Xbox 360 repairs to cost Microsoft $1B
In another setback for Microsoft Corp.'s unprofitable entertainment and devices division, the company says it is planning to spend at least $1 billion US to repair serious problems with its Xbox 360 video game console.
Microsoft declined to detail the problems that have caused an onslaught of "general hardware failures" in recent months, but said Thursday it will extend the warranty on the consoles to three years.
The glitches, and the bad publicity, could weigh the company down as it claws for market share in the highly competitive console market. In May, the Xbox 360 ranked No. 2 in unit sales behind Nintendo's Wii, but still beat Sony's Playstation 3, according to data from NPD Group.
"We don't think we've been getting the job done," said Robbie Bach, president of Microsoft's entertainment and devices division, which also makes the Zune digital music player, a distant competitor to Apple Inc.'s powerhouse iPod. "In the past few months, we have been having to make Xbox 360 console repairs at a rate too high for our liking."
'In the past few months, we have been having to make Xbox 360 console repairs at a rate too high for our liking.'—Robbie Bach, Microsoft
Bach said the company made some manufacturing and production changes that he expects will reduce Xbox 360 hardware lockups, but he declined to identify the problems or say which others might remain.
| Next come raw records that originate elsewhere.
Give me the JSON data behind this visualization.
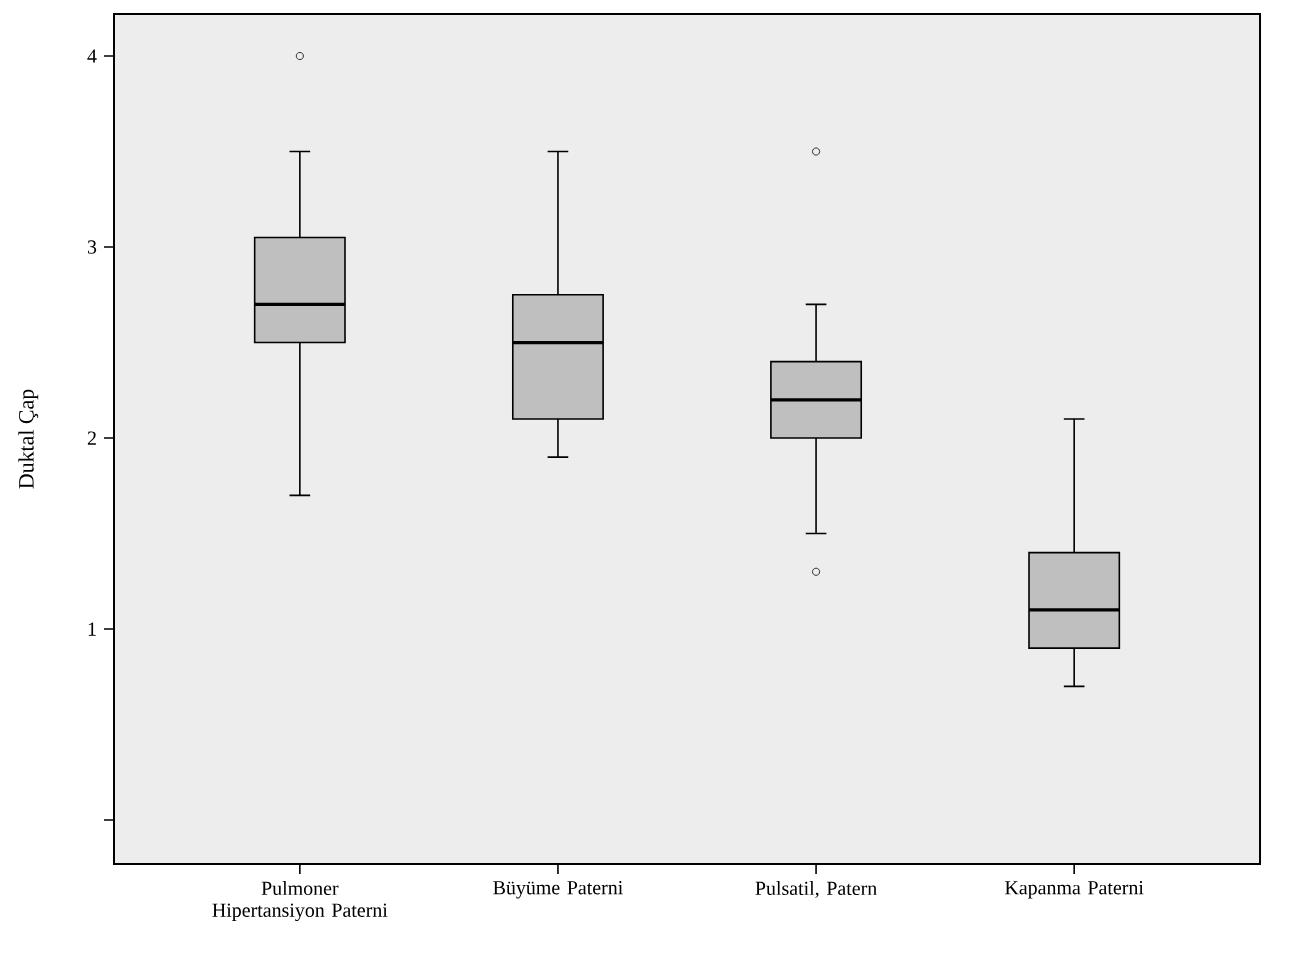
{
  "chart_data": {
    "type": "box",
    "ylabel": "Duktal Çap",
    "categories": [
      "Pulmoner Hipertansiyon Paterni",
      "Büyüme Paterni",
      "Pulsatil, Patern",
      "Kapanma Paterni"
    ],
    "boxes": [
      {
        "low": 1.7,
        "q1": 2.5,
        "median": 2.7,
        "q3": 3.05,
        "high": 3.5,
        "outliers": [
          4.0
        ]
      },
      {
        "low": 1.9,
        "q1": 2.1,
        "median": 2.5,
        "q3": 2.75,
        "high": 3.5
      },
      {
        "low": 1.5,
        "q1": 2.0,
        "median": 2.2,
        "q3": 2.4,
        "high": 2.7,
        "outliers": [
          3.5,
          1.3
        ]
      },
      {
        "low": 0.7,
        "q1": 0.9,
        "median": 1.1,
        "q3": 1.4,
        "high": 2.1
      }
    ],
    "color": "#bfbfbf",
    "ylim": [
      -0.23,
      4.22
    ],
    "yticks": [
      {
        "value": 0,
        "label": null
      },
      1,
      2,
      3,
      4
    ],
    "grid": false,
    "marker": "circle"
  }
}
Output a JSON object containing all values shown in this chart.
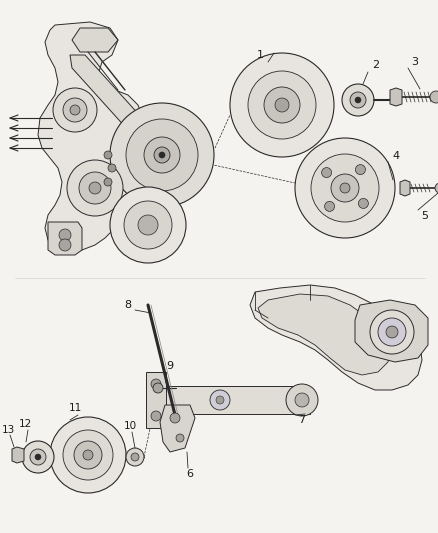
{
  "bg": "#f5f3ef",
  "lc": "#2a2a2a",
  "tc": "#1a1a1a",
  "fig_w": 4.38,
  "fig_h": 5.33,
  "dpi": 100
}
Microsoft said it will record a charge of up to $1.15 billion for its fourth fiscal quarter, which ended June 30, to cover the additional costs associated with the warranty extension.
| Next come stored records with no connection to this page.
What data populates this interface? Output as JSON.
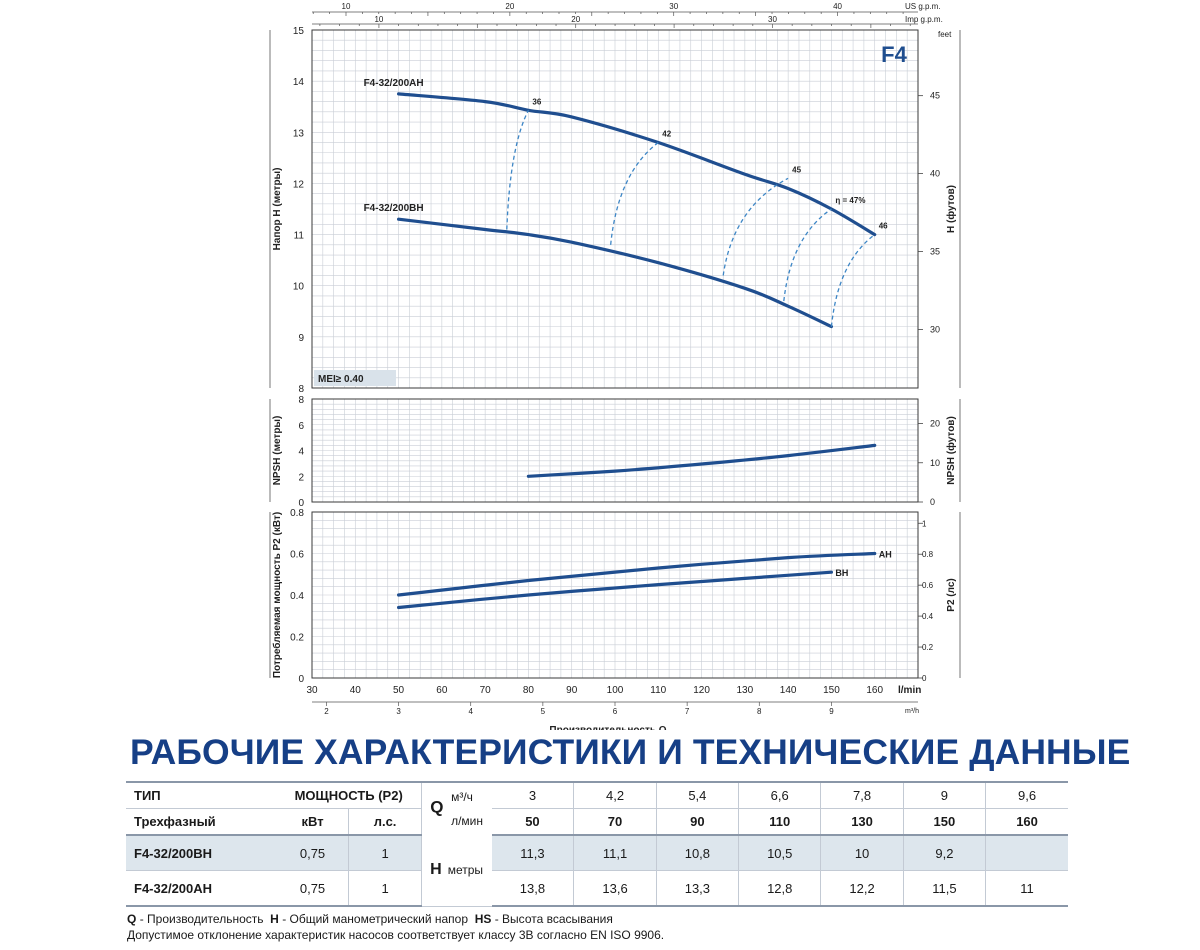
{
  "chart_data": [
    {
      "type": "line",
      "badge": "F4",
      "ylabel": "Напор H (метры)",
      "ylabel_right": "H (футов)",
      "right_unit": "feet",
      "top_axes": [
        {
          "unit": "US g.p.m.",
          "ticks": [
            10,
            20,
            30,
            40
          ]
        },
        {
          "unit": "Imp g.p.m.",
          "ticks": [
            10,
            20,
            30
          ]
        }
      ],
      "xlim": [
        30,
        170
      ],
      "ylim": [
        8,
        15
      ],
      "yticks": [
        8,
        9,
        10,
        11,
        12,
        13,
        14,
        15
      ],
      "yticks_right_ft": [
        30,
        35,
        40,
        45
      ],
      "grid": true,
      "mei_label": "MEI≥ 0.40",
      "series": [
        {
          "name": "F4-32/200AH",
          "x": [
            50,
            70,
            80,
            90,
            110,
            130,
            140,
            150,
            160
          ],
          "y": [
            13.75,
            13.6,
            13.43,
            13.3,
            12.8,
            12.18,
            11.9,
            11.5,
            11.0
          ]
        },
        {
          "name": "F4-32/200BH",
          "x": [
            50,
            70,
            80,
            90,
            110,
            130,
            140,
            150
          ],
          "y": [
            11.3,
            11.1,
            11.0,
            10.85,
            10.45,
            9.95,
            9.6,
            9.2
          ]
        }
      ],
      "efficiency_labels": [
        {
          "text": "36",
          "x": 80,
          "y": 13.43
        },
        {
          "text": "42",
          "x": 110,
          "y": 12.8
        },
        {
          "text": "45",
          "x": 140,
          "y": 12.1
        },
        {
          "text": "η = 47%",
          "x": 150,
          "y": 11.5
        },
        {
          "text": "46",
          "x": 160,
          "y": 11.0
        }
      ],
      "efficiency_lines": [
        {
          "top": [
            80,
            13.43
          ],
          "bottom": [
            75,
            11.1
          ]
        },
        {
          "top": [
            110,
            12.8
          ],
          "bottom": [
            99,
            10.8
          ]
        },
        {
          "top": [
            140,
            12.1
          ],
          "bottom": [
            125,
            10.2
          ]
        },
        {
          "top": [
            150,
            11.5
          ],
          "bottom": [
            139,
            9.7
          ]
        },
        {
          "top": [
            160,
            11.0
          ],
          "bottom": [
            150,
            9.2
          ]
        }
      ]
    },
    {
      "type": "line",
      "ylabel": "NPSH (метры)",
      "ylabel_right": "NPSH (футов)",
      "xlim": [
        30,
        170
      ],
      "ylim": [
        0,
        8
      ],
      "yticks": [
        0,
        2,
        4,
        6,
        8
      ],
      "yticks_right_ft": [
        0,
        10,
        20
      ],
      "grid": true,
      "series": [
        {
          "name": "NPSH",
          "x": [
            80,
            100,
            120,
            140,
            160
          ],
          "y": [
            2.0,
            2.4,
            2.95,
            3.6,
            4.4
          ]
        }
      ]
    },
    {
      "type": "line",
      "ylabel": "Потребляемая мощность P2 (кВт)",
      "ylabel_right": "P2 (лс)",
      "xlabel": "Производительность Q",
      "xunit": "l/min",
      "xunit_bottom": "m³/h",
      "xlim": [
        30,
        170
      ],
      "ylim": [
        0,
        0.8
      ],
      "xticks": [
        30,
        40,
        50,
        60,
        70,
        80,
        90,
        100,
        110,
        120,
        130,
        140,
        150,
        160
      ],
      "yticks": [
        0,
        0.2,
        0.4,
        0.6,
        0.8
      ],
      "yticks_right_hp": [
        0,
        0.2,
        0.4,
        0.6,
        0.8,
        1
      ],
      "xticks_m3h": [
        2,
        3,
        4,
        5,
        6,
        7,
        8,
        9
      ],
      "grid": true,
      "series": [
        {
          "name": "AH",
          "x": [
            50,
            80,
            110,
            140,
            160
          ],
          "y": [
            0.4,
            0.47,
            0.53,
            0.58,
            0.6
          ]
        },
        {
          "name": "BH",
          "x": [
            50,
            80,
            110,
            130,
            150
          ],
          "y": [
            0.34,
            0.4,
            0.45,
            0.48,
            0.51
          ]
        }
      ]
    }
  ],
  "heading": "РАБОЧИЕ ХАРАКТЕРИСТИКИ И ТЕХНИЧЕСКИЕ ДАННЫЕ",
  "table": {
    "col_type": "ТИП",
    "col_type_sub": "Трехфазный",
    "col_power": "МОЩНОСТЬ (P2)",
    "col_kw": "кВт",
    "col_hp": "л.с.",
    "q_letter": "Q",
    "q_unit_m3h": "м³/ч",
    "q_unit_lmin": "л/мин",
    "q_m3h": [
      "3",
      "4,2",
      "5,4",
      "6,6",
      "7,8",
      "9",
      "9,6"
    ],
    "q_lmin": [
      "50",
      "70",
      "90",
      "110",
      "130",
      "150",
      "160"
    ],
    "h_letter": "H",
    "h_unit": "метры",
    "rows": [
      {
        "model": "F4-32/200BH",
        "kw": "0,75",
        "hp": "1",
        "head": [
          "11,3",
          "11,1",
          "10,8",
          "10,5",
          "10",
          "9,2",
          ""
        ]
      },
      {
        "model": "F4-32/200AH",
        "kw": "0,75",
        "hp": "1",
        "head": [
          "13,8",
          "13,6",
          "13,3",
          "12,8",
          "12,2",
          "11,5",
          "11"
        ]
      }
    ]
  },
  "footnote": {
    "q_key": "Q",
    "q_text": "- Производительность",
    "h_key": "H",
    "h_text": "- Общий манометрический напор",
    "hs_key": "HS",
    "hs_text": "- Высота всасывания",
    "line2": "Допустимое отклонение характеристик насосов соответствует классу 3B согласно EN ISO 9906."
  },
  "colors": {
    "curve": "#1f4e8f",
    "efficiency": "#3d86c6",
    "heading": "#163f86",
    "grid": "#c9ced6",
    "badge": "#1f4e8f"
  }
}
The news comes just days before the video game industry descends on Santa Monica, Calif., for its annual E3 conference, and it could overshadow Microsoft's plans to build buzz for holiday season video game releases and Halo 3, a much-anticipated shoot-'em-up for the Xbox 360 set to launch in September.
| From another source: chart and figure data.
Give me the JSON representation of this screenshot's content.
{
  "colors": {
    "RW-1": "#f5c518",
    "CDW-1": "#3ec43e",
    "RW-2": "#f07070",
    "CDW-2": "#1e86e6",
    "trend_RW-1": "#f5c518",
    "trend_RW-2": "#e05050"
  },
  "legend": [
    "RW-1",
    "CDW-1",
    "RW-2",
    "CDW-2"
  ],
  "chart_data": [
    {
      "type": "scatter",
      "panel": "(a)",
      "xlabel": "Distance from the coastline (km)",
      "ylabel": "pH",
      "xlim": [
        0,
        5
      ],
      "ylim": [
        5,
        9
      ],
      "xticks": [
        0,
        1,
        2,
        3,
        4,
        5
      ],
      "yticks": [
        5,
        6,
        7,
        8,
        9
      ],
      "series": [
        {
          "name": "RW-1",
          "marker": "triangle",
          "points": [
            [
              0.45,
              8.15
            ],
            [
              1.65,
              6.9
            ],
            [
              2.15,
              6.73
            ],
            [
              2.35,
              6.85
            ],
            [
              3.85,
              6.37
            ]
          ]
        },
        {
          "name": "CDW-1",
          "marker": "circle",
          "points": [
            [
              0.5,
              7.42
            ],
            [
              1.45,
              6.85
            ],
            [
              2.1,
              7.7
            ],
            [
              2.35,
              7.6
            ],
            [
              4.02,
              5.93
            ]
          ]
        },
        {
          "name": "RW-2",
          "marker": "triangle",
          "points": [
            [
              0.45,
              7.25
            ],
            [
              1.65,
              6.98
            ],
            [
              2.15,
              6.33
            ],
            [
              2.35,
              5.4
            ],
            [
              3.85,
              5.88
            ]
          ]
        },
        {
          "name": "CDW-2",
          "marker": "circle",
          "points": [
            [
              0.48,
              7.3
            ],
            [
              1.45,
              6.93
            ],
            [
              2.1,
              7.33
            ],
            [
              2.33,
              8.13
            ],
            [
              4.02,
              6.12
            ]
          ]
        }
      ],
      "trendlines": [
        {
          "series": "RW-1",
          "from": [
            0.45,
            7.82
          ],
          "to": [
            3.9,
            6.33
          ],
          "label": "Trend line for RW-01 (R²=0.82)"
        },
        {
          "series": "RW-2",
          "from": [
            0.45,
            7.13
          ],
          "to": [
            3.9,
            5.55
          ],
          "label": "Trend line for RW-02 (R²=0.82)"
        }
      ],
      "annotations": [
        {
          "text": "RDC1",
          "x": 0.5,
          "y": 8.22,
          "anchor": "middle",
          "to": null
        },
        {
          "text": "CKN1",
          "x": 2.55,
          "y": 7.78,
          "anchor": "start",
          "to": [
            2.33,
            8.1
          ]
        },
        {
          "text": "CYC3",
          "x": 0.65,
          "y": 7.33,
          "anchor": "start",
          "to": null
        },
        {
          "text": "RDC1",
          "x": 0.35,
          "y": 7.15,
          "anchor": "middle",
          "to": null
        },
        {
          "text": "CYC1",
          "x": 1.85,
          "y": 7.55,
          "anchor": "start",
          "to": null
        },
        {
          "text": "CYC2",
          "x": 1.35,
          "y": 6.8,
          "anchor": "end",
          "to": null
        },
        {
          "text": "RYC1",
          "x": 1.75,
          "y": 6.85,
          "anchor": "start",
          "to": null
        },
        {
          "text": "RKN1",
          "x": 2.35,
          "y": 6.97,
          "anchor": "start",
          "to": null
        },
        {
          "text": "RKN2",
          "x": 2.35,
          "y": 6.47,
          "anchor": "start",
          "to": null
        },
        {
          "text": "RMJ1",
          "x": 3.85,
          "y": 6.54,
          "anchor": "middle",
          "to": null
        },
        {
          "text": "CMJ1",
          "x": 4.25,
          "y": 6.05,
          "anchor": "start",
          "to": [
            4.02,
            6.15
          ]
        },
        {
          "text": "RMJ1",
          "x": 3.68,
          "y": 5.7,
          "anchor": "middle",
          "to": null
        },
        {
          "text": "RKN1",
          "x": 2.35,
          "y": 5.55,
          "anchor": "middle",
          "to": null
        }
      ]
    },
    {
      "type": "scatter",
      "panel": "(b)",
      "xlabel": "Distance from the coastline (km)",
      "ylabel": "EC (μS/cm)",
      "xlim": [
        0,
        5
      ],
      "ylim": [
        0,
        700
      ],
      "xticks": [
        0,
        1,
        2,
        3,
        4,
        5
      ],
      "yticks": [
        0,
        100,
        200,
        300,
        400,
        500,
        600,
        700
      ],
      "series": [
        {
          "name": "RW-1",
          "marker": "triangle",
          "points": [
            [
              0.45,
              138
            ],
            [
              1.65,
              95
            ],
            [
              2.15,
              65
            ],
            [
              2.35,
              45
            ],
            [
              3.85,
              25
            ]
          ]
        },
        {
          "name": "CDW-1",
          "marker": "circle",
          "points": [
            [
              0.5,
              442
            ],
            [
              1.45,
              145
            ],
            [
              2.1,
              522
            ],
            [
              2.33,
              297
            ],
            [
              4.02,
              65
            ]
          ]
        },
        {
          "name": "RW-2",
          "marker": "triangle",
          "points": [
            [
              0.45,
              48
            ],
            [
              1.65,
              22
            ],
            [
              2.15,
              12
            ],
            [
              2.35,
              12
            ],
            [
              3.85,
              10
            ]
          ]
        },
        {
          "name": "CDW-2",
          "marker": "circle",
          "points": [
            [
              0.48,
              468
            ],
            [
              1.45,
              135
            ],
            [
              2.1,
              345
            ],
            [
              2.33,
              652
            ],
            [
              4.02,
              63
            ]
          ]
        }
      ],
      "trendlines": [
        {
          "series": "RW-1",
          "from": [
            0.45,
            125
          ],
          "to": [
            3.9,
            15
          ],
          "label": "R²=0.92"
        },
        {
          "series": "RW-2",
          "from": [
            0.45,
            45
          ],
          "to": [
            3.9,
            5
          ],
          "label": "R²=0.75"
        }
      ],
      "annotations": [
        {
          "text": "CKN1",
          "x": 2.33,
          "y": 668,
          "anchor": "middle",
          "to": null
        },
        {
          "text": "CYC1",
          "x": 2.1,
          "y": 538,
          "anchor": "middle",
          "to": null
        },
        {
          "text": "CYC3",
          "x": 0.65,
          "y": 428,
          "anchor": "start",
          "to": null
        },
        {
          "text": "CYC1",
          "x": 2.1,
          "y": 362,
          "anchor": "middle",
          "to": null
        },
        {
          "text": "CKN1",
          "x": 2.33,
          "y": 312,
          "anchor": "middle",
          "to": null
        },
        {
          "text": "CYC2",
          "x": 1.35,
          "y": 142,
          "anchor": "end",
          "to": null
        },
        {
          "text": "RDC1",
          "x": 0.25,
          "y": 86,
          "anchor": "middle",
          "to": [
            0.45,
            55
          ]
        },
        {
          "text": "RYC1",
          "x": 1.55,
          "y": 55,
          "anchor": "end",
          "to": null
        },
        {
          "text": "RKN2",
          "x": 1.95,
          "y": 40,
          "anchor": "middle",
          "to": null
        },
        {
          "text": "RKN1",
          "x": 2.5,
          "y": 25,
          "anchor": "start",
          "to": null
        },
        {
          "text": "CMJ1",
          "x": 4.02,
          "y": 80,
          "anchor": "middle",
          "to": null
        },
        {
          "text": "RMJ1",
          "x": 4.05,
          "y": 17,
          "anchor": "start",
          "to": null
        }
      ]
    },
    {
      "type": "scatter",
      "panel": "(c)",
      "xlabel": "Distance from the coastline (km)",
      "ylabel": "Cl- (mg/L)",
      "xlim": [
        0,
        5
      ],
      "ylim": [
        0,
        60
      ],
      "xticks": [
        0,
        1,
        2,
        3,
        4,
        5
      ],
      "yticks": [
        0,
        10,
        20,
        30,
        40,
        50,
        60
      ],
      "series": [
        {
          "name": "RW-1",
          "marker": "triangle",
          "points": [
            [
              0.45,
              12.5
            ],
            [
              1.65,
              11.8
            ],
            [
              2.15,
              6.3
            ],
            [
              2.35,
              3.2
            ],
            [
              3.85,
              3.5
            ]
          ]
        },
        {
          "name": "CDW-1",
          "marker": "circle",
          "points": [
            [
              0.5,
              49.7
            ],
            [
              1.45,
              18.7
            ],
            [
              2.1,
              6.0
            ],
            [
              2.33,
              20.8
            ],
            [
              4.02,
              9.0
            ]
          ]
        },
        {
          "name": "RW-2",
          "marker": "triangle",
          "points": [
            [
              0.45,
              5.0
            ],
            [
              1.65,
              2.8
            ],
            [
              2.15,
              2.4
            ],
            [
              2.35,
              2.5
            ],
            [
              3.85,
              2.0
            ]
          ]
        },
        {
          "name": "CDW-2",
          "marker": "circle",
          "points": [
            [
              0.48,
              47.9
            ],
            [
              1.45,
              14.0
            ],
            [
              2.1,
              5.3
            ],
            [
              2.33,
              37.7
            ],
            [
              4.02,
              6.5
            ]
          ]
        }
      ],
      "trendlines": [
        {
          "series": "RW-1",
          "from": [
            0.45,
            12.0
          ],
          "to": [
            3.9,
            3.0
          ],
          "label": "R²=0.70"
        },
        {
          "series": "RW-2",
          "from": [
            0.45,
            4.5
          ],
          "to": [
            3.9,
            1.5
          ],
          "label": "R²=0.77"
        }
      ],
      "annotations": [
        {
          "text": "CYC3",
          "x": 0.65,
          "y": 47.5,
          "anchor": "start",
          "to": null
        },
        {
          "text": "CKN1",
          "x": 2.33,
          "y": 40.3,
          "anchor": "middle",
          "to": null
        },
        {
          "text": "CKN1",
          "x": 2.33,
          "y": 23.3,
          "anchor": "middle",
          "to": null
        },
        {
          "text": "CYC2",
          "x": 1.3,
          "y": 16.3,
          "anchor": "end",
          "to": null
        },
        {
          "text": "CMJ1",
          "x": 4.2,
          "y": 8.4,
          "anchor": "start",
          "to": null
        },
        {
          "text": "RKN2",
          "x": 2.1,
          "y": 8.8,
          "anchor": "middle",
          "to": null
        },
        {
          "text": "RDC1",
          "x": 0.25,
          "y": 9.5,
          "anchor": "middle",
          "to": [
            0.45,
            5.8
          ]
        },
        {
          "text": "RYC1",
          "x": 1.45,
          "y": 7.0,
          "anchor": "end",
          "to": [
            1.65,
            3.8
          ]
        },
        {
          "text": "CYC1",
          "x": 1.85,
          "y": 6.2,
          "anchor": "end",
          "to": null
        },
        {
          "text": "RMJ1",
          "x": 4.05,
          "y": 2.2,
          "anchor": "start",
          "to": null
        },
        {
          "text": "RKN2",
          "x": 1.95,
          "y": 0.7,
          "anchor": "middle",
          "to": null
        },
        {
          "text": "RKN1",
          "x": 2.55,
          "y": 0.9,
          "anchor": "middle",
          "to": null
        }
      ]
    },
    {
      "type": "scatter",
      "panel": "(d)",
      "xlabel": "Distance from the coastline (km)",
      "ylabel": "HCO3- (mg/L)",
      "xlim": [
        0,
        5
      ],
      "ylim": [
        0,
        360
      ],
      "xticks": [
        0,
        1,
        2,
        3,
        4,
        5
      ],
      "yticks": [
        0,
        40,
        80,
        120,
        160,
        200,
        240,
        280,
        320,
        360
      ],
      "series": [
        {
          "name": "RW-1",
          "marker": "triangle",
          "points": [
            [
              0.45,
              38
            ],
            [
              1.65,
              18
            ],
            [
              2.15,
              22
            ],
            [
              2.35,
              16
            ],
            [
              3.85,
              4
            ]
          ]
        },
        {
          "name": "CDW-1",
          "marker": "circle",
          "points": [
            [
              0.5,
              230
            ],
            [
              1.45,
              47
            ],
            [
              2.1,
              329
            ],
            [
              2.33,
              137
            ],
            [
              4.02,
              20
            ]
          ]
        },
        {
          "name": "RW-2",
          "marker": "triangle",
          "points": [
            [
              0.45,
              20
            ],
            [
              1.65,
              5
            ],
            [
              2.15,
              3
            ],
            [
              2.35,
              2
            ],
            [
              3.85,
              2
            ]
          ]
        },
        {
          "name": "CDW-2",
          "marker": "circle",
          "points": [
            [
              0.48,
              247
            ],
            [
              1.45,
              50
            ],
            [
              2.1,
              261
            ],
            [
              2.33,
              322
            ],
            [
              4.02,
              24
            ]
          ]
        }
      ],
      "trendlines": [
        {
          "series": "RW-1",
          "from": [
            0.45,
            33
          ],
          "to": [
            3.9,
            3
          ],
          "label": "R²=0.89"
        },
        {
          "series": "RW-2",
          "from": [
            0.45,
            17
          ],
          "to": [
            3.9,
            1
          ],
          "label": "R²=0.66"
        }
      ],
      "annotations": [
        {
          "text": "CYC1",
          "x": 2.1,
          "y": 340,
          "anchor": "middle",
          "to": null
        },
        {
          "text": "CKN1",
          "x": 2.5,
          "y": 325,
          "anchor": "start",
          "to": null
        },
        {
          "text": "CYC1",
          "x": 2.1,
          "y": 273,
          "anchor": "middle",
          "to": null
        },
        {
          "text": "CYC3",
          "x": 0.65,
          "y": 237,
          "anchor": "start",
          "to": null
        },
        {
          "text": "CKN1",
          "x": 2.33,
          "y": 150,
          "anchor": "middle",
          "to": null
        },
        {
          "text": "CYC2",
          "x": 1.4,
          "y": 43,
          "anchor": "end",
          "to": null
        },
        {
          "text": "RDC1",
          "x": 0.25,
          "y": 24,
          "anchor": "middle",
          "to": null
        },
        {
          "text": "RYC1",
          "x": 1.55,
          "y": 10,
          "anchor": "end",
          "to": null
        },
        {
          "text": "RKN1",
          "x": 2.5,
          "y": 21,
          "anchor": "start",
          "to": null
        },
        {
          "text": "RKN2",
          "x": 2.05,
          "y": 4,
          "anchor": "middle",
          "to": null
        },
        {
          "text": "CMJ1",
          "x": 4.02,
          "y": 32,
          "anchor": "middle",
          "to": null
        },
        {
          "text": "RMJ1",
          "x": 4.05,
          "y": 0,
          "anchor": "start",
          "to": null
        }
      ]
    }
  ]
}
The software maker also said Thursday that sales of the game console fell short of expectations for the fiscal year that just ended.
Matt Rosoff, an analyst at the independent research group Directions on Microsoft, estimates Microsoft's entertainment and devices division has lost more than $6 billion since 2002.
Microsoft has written down larger amounts in the past— more than $10 billion in the late 1990s related to investments in telecommunications companies, and more than $5 billion related to antitrust issues— but a $1- billion write-down for one division in one quarter is significant.
"It suggests the problem is pretty widespread," Rosoff said.
Xbox red ring of death
Microsoft will pay for shipping and repairs for three years, worldwide, for consoles that experience hardware failure, which is usually indicated by three flashing red lights on the front of the console, something gamers sometimes refer to as "the red ring of death."
This isn't the first time Microsoft has made changes to the Xbox 360 repair plan. Last December, the company extended the warranty from 90 days to one year for U.S. customers. In Europe, the warranty previously expired after two years.
Microsoft also will reimburse the "small number" of Xbox 360 owners who have paid for shipping and repairs on out-of-warranty consoles, Bach said.
In June, bloggers speculated that the Xbox 360 return problem was getting so severe that the company was running out of "coffins," or special return-shipping boxes Microsoft provides to gamers with dead consoles. "We'll make sure we have plenty of boxes to go back and forth," Bach said in an interview.
Chris Liddell, Microsoft's chief financial officer, said in a conference call that the company sold 11.6 million Xbox 360 consoles since the product's November 2005 launch, missing a target for 12 million units by the end of the fiscal year.
Xbox 360 prices range from $299 US to $479 US, depending on their configuration.